His real name is Dan Whitney, but if you know him at all, you know him as "Larry The Cable Guy."

If you're in the mood for subtle, sophisticated, urban comedy, you're in the wrong place. With Larry The Cable Guy, we're out in the sticks with our fishing rods and our hunting rifles.

"It's nice if people can finally loosen up a little bit and just go out laugh at silliness," he says. "I mean, people take themselves way too seriously sometimes."

Larry the Cable Guy is the epitome of a good ole' boy: he loves to tear across his 180-acre farm in Nebraska. And he's no slave to fashion either - he dresses like an average Joe, even at his own wedding. He loves Nebraska football and has a skybox where he and his buddies gather to cheer the Cornhuskers on to victory.

Unlike many comedians the 60 Minutes team has met, Larry is not angry, he's not depressed, he's not paranoid. He's a hard-working, supremely confident, happy-go-lucky funnyman.

But the question that always dogs him is: does he play mainly to rednecks?

"I do just as good in the Northeast as I do in the South. I do just as good in the Midwest, the Northwest, the Southwest," he tells Simon.

"You know, you are so vehement about that, it sounds like I've hit a sensitive spot," Simon remarks.

"I know," he replies.

Asked if he plays a blue state differently than a red state, the comedian says, "Not at all, I play it all exactly the same. I was just in Portland, Ore., I mean, shoots that's about as blue as they get."

Larry conceived his cable guy shtick on the radio, and worked out the kinks doing standup. But the routine really began to take off after he was invited to perform at the Grand Ole Opry in Nashville.

"I went up there and I had a great set, did real good, killed as they say," he recalls.

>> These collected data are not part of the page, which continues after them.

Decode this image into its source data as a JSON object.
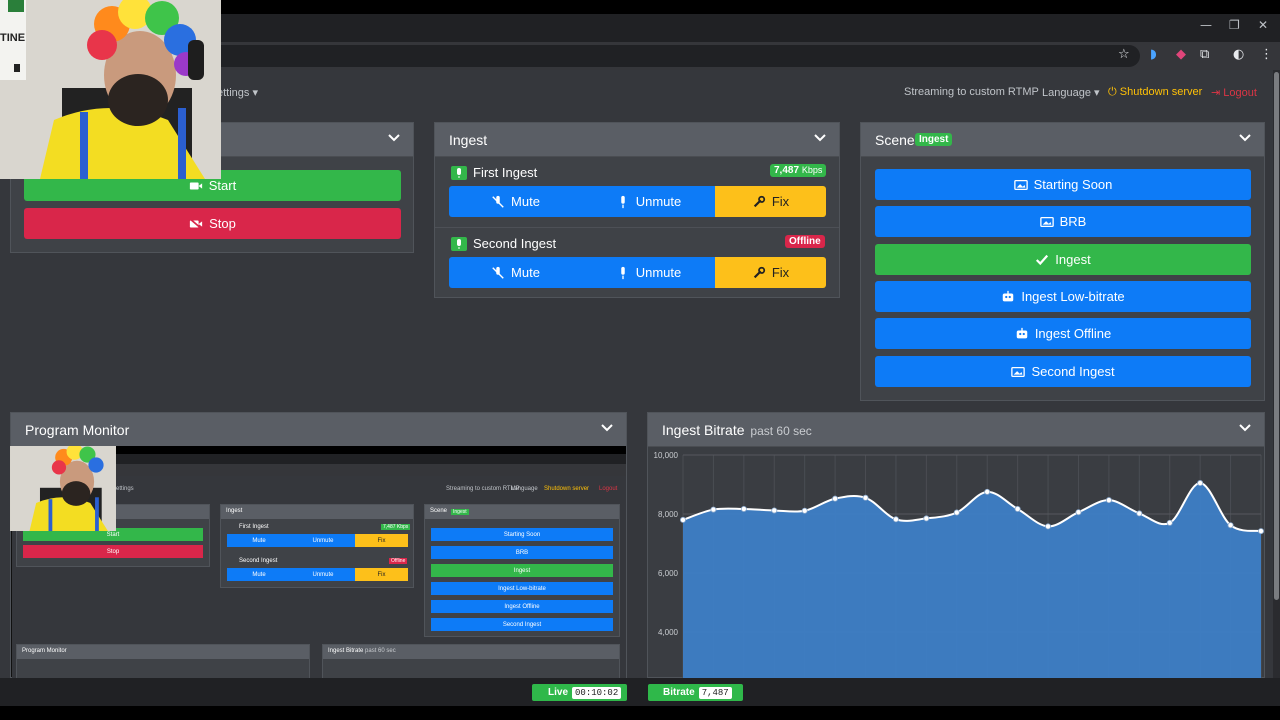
{
  "browser": {
    "window_controls": [
      "—",
      "❐",
      "✕"
    ],
    "toolbar_icons": [
      "star-icon",
      "extension-icon",
      "profile-icon",
      "more-icon"
    ]
  },
  "navbar": {
    "settings_label": "ettings",
    "streaming_to": "Streaming to custom RTMP",
    "language": "Language",
    "shutdown": "Shutdown server",
    "logout": "Logout"
  },
  "stream_card": {
    "start_label": "Start",
    "stop_label": "Stop"
  },
  "ingest_card": {
    "title": "Ingest",
    "ingests": [
      {
        "name": "First Ingest",
        "status_value": "7,487",
        "status_unit": "Kbps",
        "status_type": "online",
        "mute": "Mute",
        "unmute": "Unmute",
        "fix": "Fix"
      },
      {
        "name": "Second Ingest",
        "status_value": "Offline",
        "status_unit": "",
        "status_type": "offline",
        "mute": "Mute",
        "unmute": "Unmute",
        "fix": "Fix"
      }
    ]
  },
  "scene_card": {
    "title": "Scene",
    "current_badge": "Ingest",
    "scenes": [
      {
        "label": "Starting Soon",
        "icon": "image-icon",
        "active": false
      },
      {
        "label": "BRB",
        "icon": "image-icon",
        "active": false
      },
      {
        "label": "Ingest",
        "icon": "check-icon",
        "active": true
      },
      {
        "label": "Ingest Low-bitrate",
        "icon": "robot-icon",
        "active": false
      },
      {
        "label": "Ingest Offline",
        "icon": "robot-icon",
        "active": false
      },
      {
        "label": "Second Ingest",
        "icon": "image-icon",
        "active": false
      }
    ]
  },
  "program_monitor": {
    "title": "Program Monitor"
  },
  "bitrate_card": {
    "title": "Ingest Bitrate",
    "subtitle": "past 60 sec"
  },
  "chart_data": {
    "type": "area",
    "title": "Ingest Bitrate",
    "subtitle": "past 60 sec",
    "y_ticks": [
      "10,000",
      "8,000",
      "6,000",
      "4,000"
    ],
    "ylim": [
      3000,
      10000
    ],
    "grid": true,
    "color": "#3d7ec6",
    "values": [
      7800,
      8150,
      8170,
      8120,
      8110,
      8520,
      8550,
      7820,
      7850,
      8050,
      8750,
      8170,
      7580,
      8060,
      8470,
      8020,
      7700,
      9050,
      7620,
      7420
    ]
  },
  "statusbar": {
    "live_label": "Live",
    "live_time": "00:10:02",
    "bitrate_label": "Bitrate",
    "bitrate_value": "7,487"
  },
  "mini_monitor": {
    "settings": "ettings",
    "streaming_to": "Streaming to custom RTMP",
    "language": "Language",
    "shutdown": "Shutdown server",
    "logout": "Logout",
    "start": "Start",
    "stop": "Stop",
    "ingest_title": "Ingest",
    "first_ingest": "First Ingest",
    "first_status": "7,487 Kbps",
    "second_ingest": "Second Ingest",
    "second_status": "Offline",
    "mute": "Mute",
    "unmute": "Unmute",
    "fix": "Fix",
    "scene_title": "Scene",
    "scene_badge": "Ingest",
    "scenes": [
      "Starting Soon",
      "BRB",
      "Ingest",
      "Ingest Low-bitrate",
      "Ingest Offline",
      "Second Ingest"
    ],
    "program_monitor": "Program Monitor",
    "bitrate_title": "Ingest Bitrate",
    "bitrate_sub": "past 60 sec"
  },
  "webcam_sign": "TINE",
  "colors": {
    "green": "#33b74a",
    "red": "#d9264a",
    "blue": "#0d7bf7",
    "yellow": "#fdc01a",
    "warning": "#ffc107"
  }
}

He killed the crowd laughing. "Yeah, you don't wanna say it at the old folks home though," he adds, laughing.

It was soon after the Grand Ole Opry gig that Larry's career exploded. He played the voice of the tow truck in the Pixar-Disney movie, "Cars." His latest CD, "The Right To Bare Arms," won Billboard's comedy album of the year award. And he starred in a new movie called "Delta Farce." It's about American soldiers who think they're being sent to Iraq but mistakenly get dropped in Mexico. Only, they don't know it. For Larry, life just keeps getting better and better.

"You know what, it boggles the mind everyday. I'm just, I'm real thankful for it. ... It's a dream come true. It really is," he says.